Jean 5, 1-9. Guérison du paralysé - "être au texte", s'incorporer l'écriture...
Pour "être à ce texte", il est ici suggéré :
- de partir d'ailleurs que du présupposé historique sans pour autant craindre l'histoire,
- de s'incorporer l'écriture (mime du corps et mouvement du cœur),
- de tenir compte des trois caractéristiques de la parole de Jésus,
- de rentrer dans la symbolique de l'activité royale de Dieu le jour du sabbat,
- puis de relire le récit en lui donnant sa grande dimension.

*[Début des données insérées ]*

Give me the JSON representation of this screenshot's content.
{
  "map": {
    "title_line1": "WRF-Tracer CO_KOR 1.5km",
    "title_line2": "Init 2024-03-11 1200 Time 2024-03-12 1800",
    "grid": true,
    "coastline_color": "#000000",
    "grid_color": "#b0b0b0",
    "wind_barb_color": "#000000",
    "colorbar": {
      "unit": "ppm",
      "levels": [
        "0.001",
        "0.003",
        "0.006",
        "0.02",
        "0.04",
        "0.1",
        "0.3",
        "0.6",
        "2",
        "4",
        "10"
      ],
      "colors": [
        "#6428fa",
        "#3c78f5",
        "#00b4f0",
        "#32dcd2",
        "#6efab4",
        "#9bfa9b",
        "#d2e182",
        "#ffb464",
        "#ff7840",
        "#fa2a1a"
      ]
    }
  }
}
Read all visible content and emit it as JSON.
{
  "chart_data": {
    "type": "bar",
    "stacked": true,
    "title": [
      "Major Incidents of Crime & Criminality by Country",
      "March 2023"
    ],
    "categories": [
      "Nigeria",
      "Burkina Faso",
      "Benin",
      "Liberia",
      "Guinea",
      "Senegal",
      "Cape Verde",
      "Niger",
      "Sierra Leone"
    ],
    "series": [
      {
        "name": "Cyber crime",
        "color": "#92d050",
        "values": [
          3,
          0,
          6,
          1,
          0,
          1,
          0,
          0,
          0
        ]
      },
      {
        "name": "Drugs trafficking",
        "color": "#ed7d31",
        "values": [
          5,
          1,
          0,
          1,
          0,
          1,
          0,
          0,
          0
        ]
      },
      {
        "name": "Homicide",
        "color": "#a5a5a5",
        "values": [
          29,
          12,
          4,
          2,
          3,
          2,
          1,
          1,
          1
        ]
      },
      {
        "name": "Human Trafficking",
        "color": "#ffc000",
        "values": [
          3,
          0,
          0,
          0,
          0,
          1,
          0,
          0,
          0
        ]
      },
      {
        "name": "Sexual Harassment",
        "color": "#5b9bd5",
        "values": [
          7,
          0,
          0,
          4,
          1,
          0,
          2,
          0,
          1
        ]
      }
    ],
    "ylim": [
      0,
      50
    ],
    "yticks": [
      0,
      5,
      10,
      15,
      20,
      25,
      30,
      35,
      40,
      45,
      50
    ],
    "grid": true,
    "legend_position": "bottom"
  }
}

C'est Jean-Marie Martin qui nous offre ces réflexions qui concernent la façon d'être à un texte. Il est spécialiste de saint Jean et a enseigné à l'Institut Catholique de Paris (cf. Qui est Jean-Marie Martin ?).
Dans d'autres lieux il a marché pas à pas dans le texte du début (La guérison du paralysé en Jn 5, 1-9. Quel sens donner à l'expression "porter sa croix" ?) ou s'est étendu plus longuement sur le shabbat (Jn 5, 17-21: le shabbat en débat. Les 7 jours et les 2 œuvres de Dieu (Gn 1)) ou encore s'est attaqué à la question du jugement (Jn 5, 24-29. Passer de l'espace de mort et de jugement à l'espace de vie). Dans le 2°) J-M Martin a parlé du Père Jousse : pour savoir de qui il s'agit et connaître des propositions qui existent encore aujourd'hui, voir "La Manducation de la Parole" de Marcel Jousse : présentation de Jean Sulivan ; échos chez J-M Martin.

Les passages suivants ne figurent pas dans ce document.